Cells appeared in rat eyes at one week after ONT, as captured by the high-resolution vis-OCT and visualized in the en face projection images of vitreous slabs. In contrast, these cells were not observed before ONT.

Figure 5.

SO₂ in retinal arteries and veins for (A) experimental eyes analyzed using the linear mixed effect model demonstrated a significant decrease in both arteries and veins, (B) fellow eyes at four weeks after ONT compared to baseline and experimental eyes, (C) box plot with the significance (red arrow) observed only between the experimental eyes at four weeks after ONT to baseline, two weeks after ONT, and fellow eyes at four weeks in the pairwise comparison.

Figure 6.

Oxygen saturation in the three retinal vascular plexuses for experimental eyes at baseline and four weeks after ONT surgery.
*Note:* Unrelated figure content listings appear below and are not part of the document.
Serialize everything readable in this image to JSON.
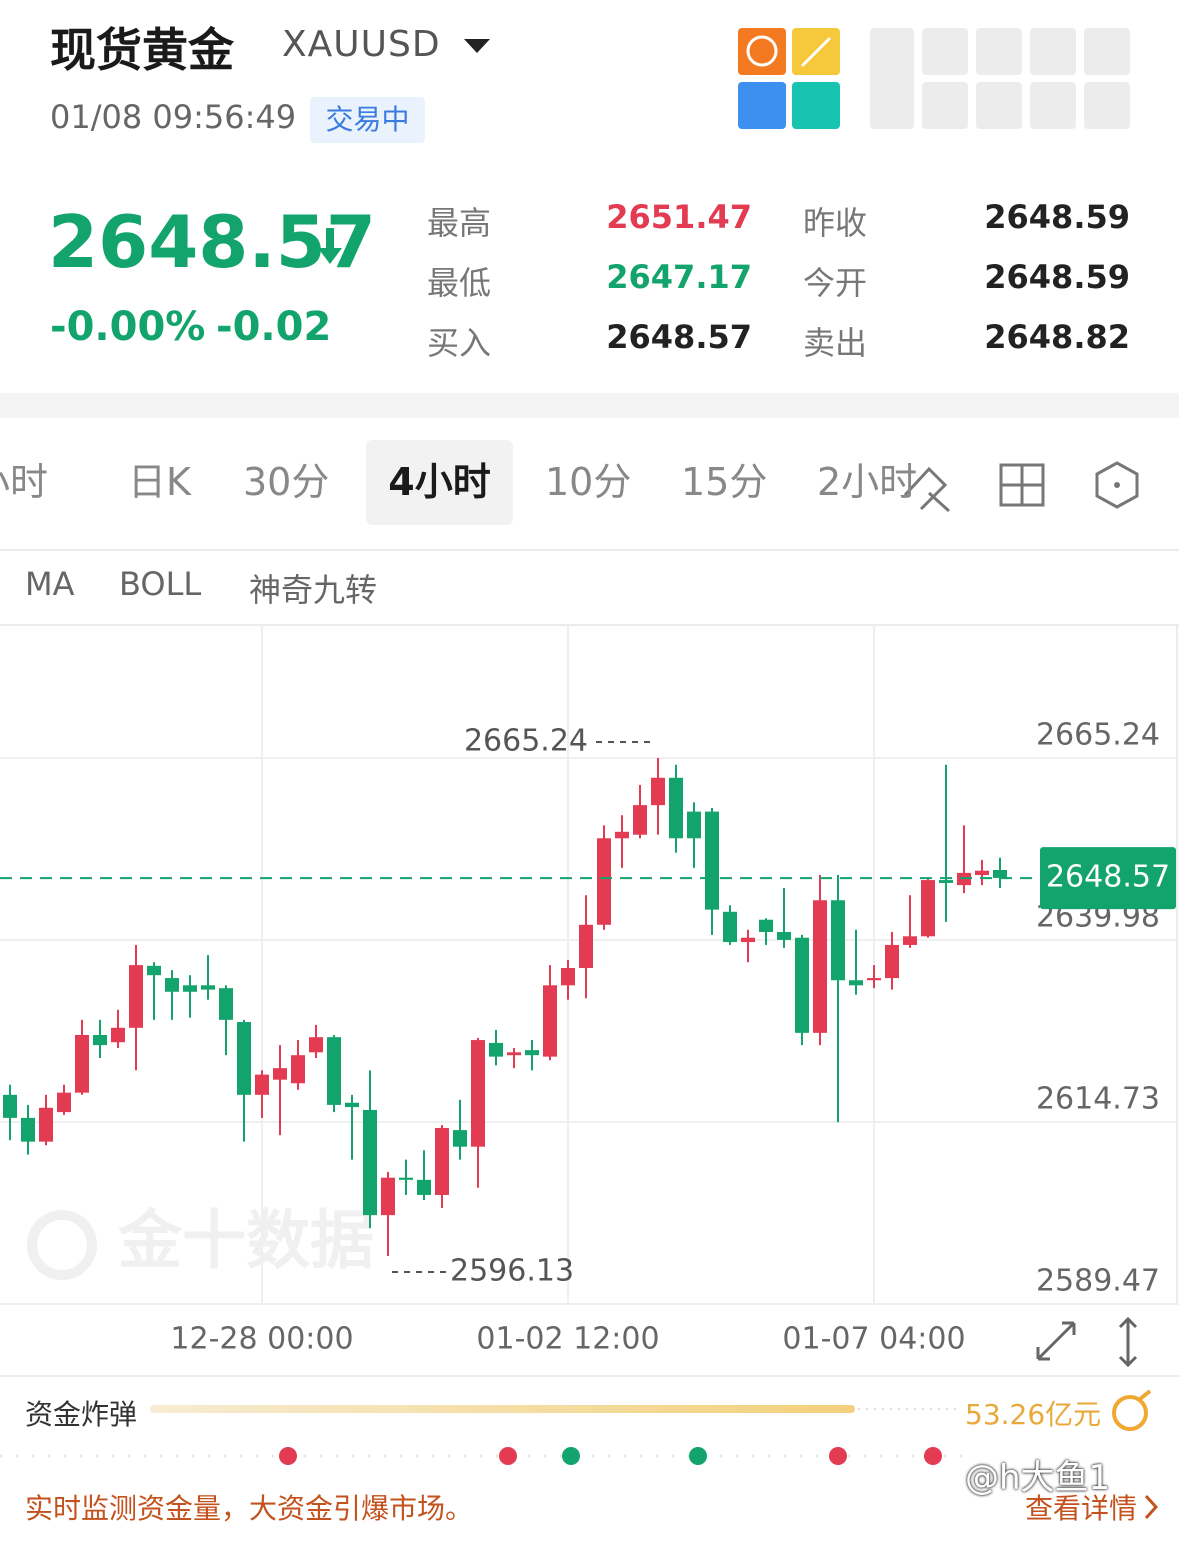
{
  "header": {
    "title": "现货黄金",
    "symbol": "XAUUSD",
    "time": "01/08 09:56:49",
    "status": "交易中"
  },
  "quote": {
    "price": "2648.57",
    "change_pct": "-0.00%",
    "change": "-0.02"
  },
  "stats": [
    [
      {
        "label": "最高",
        "value": "2651.47",
        "color": "#e23b52"
      },
      {
        "label": "昨收",
        "value": "2648.59",
        "color": "#222222"
      }
    ],
    [
      {
        "label": "最低",
        "value": "2647.17",
        "color": "#12a46c"
      },
      {
        "label": "今开",
        "value": "2648.59",
        "color": "#222222"
      }
    ],
    [
      {
        "label": "买入",
        "value": "2648.57",
        "color": "#222222"
      },
      {
        "label": "卖出",
        "value": "2648.82",
        "color": "#222222"
      }
    ]
  ],
  "tabs": [
    "小时",
    "日K",
    "30分",
    "4小时",
    "10分",
    "15分",
    "2小时"
  ],
  "active_tab": 3,
  "indicators": [
    "MA",
    "BOLL",
    "神奇九转"
  ],
  "chart_data": {
    "type": "candlestick",
    "categories": [
      null,
      null,
      null,
      null,
      null,
      null,
      null,
      null,
      null,
      null,
      null,
      null,
      null,
      null,
      "12-28 00:00",
      null,
      null,
      null,
      null,
      null,
      null,
      null,
      null,
      null,
      null,
      null,
      null,
      null,
      null,
      null,
      null,
      "01-02 12:00",
      null,
      null,
      null,
      null,
      null,
      null,
      null,
      null,
      null,
      null,
      null,
      null,
      null,
      null,
      null,
      null,
      "01-07 04:00",
      null,
      null,
      null,
      null,
      null,
      null,
      null
    ],
    "ohlc": [
      [
        2618.5,
        2619.9,
        2612.2,
        2615.3
      ],
      [
        2615.3,
        2617.1,
        2610.2,
        2612.0
      ],
      [
        2612.0,
        2618.5,
        2611.5,
        2616.7
      ],
      [
        2616.1,
        2619.9,
        2615.7,
        2618.8
      ],
      [
        2618.8,
        2628.9,
        2618.5,
        2626.8
      ],
      [
        2626.8,
        2628.9,
        2623.6,
        2625.4
      ],
      [
        2625.8,
        2630.3,
        2625.0,
        2627.8
      ],
      [
        2627.8,
        2639.3,
        2621.9,
        2636.5
      ],
      [
        2636.4,
        2636.9,
        2628.9,
        2635.1
      ],
      [
        2634.7,
        2635.8,
        2628.9,
        2632.8
      ],
      [
        2633.7,
        2635.1,
        2629.2,
        2632.8
      ],
      [
        2633.7,
        2637.9,
        2631.7,
        2633.1
      ],
      [
        2633.3,
        2633.7,
        2624.0,
        2628.9
      ],
      [
        2628.6,
        2628.9,
        2612.0,
        2618.5
      ],
      [
        2618.5,
        2621.9,
        2615.3,
        2621.3
      ],
      [
        2620.6,
        2625.4,
        2612.9,
        2622.2
      ],
      [
        2620.1,
        2626.1,
        2619.2,
        2624.0
      ],
      [
        2624.4,
        2628.2,
        2623.6,
        2626.5
      ],
      [
        2626.5,
        2626.8,
        2616.1,
        2617.1
      ],
      [
        2617.4,
        2618.5,
        2609.5,
        2616.8
      ],
      [
        2616.4,
        2621.9,
        2600.0,
        2601.8
      ],
      [
        2601.8,
        2607.8,
        2596.13,
        2607.0
      ],
      [
        2607.0,
        2609.5,
        2604.6,
        2606.7
      ],
      [
        2606.7,
        2610.8,
        2603.9,
        2604.6
      ],
      [
        2604.6,
        2614.3,
        2602.8,
        2613.9
      ],
      [
        2613.6,
        2617.8,
        2609.5,
        2611.3
      ],
      [
        2611.3,
        2626.4,
        2605.6,
        2626.1
      ],
      [
        2625.7,
        2627.5,
        2622.6,
        2623.8
      ],
      [
        2624.0,
        2625.0,
        2622.2,
        2624.4
      ],
      [
        2624.7,
        2626.1,
        2621.9,
        2624.0
      ],
      [
        2623.8,
        2636.5,
        2623.3,
        2633.7
      ],
      [
        2633.7,
        2637.2,
        2631.7,
        2636.1
      ],
      [
        2636.1,
        2646.2,
        2631.9,
        2642.1
      ],
      [
        2642.1,
        2655.9,
        2641.4,
        2654.1
      ],
      [
        2654.1,
        2657.3,
        2650.0,
        2655.0
      ],
      [
        2654.6,
        2661.5,
        2654.1,
        2658.7
      ],
      [
        2658.7,
        2665.24,
        2654.6,
        2662.5
      ],
      [
        2662.5,
        2664.3,
        2652.1,
        2654.1
      ],
      [
        2657.8,
        2659.1,
        2650.0,
        2654.1
      ],
      [
        2657.8,
        2658.3,
        2640.7,
        2644.2
      ],
      [
        2643.9,
        2644.8,
        2639.3,
        2639.7
      ],
      [
        2639.7,
        2641.4,
        2636.9,
        2640.3
      ],
      [
        2642.8,
        2643.0,
        2639.3,
        2641.1
      ],
      [
        2641.1,
        2647.2,
        2638.9,
        2640.0
      ],
      [
        2640.3,
        2640.7,
        2625.4,
        2627.1
      ],
      [
        2627.1,
        2649.0,
        2625.4,
        2645.5
      ],
      [
        2645.5,
        2649.0,
        2614.7,
        2634.4
      ],
      [
        2634.4,
        2641.4,
        2632.4,
        2633.7
      ],
      [
        2634.4,
        2636.5,
        2633.3,
        2634.7
      ],
      [
        2634.7,
        2641.1,
        2633.1,
        2639.3
      ],
      [
        2639.3,
        2646.2,
        2638.9,
        2640.5
      ],
      [
        2640.5,
        2648.6,
        2640.3,
        2648.3
      ],
      [
        2648.3,
        2664.3,
        2642.5,
        2647.9
      ],
      [
        2647.6,
        2655.9,
        2646.5,
        2649.3
      ],
      [
        2649.0,
        2651.1,
        2647.6,
        2649.6
      ],
      [
        2649.7,
        2651.4,
        2647.2,
        2648.6
      ]
    ],
    "up_color": "#e23b52",
    "down_color": "#12a46c",
    "ylim": [
      2589.47,
      2683.7
    ],
    "yticks": [
      2665.24,
      2639.98,
      2614.73,
      2589.47
    ],
    "grid": true,
    "last_price": 2648.57,
    "high_label": 2665.24,
    "low_label": 2596.13,
    "watermark": "金十数据"
  },
  "fund": {
    "title": "资金炸弹",
    "amount": "53.26亿元",
    "slogan": "实时监测资金量，大资金引爆市场。",
    "link": "查看详情"
  },
  "overlay_text": "@h大鱼1"
}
The experimental eye demonstrated lower sO₂ in SVP and DCP after ONT surgery, indicating that reduced vascular sO₂ may be an early indicator of retinal vascular impairment.

Figure 7.

The retinal vascular (orange color) organizations with respect to NFL slab (gray color) shown in OCT/A scan volume (first column), B-scan (second column), and illustrated with schematics (third column) in humans and rats.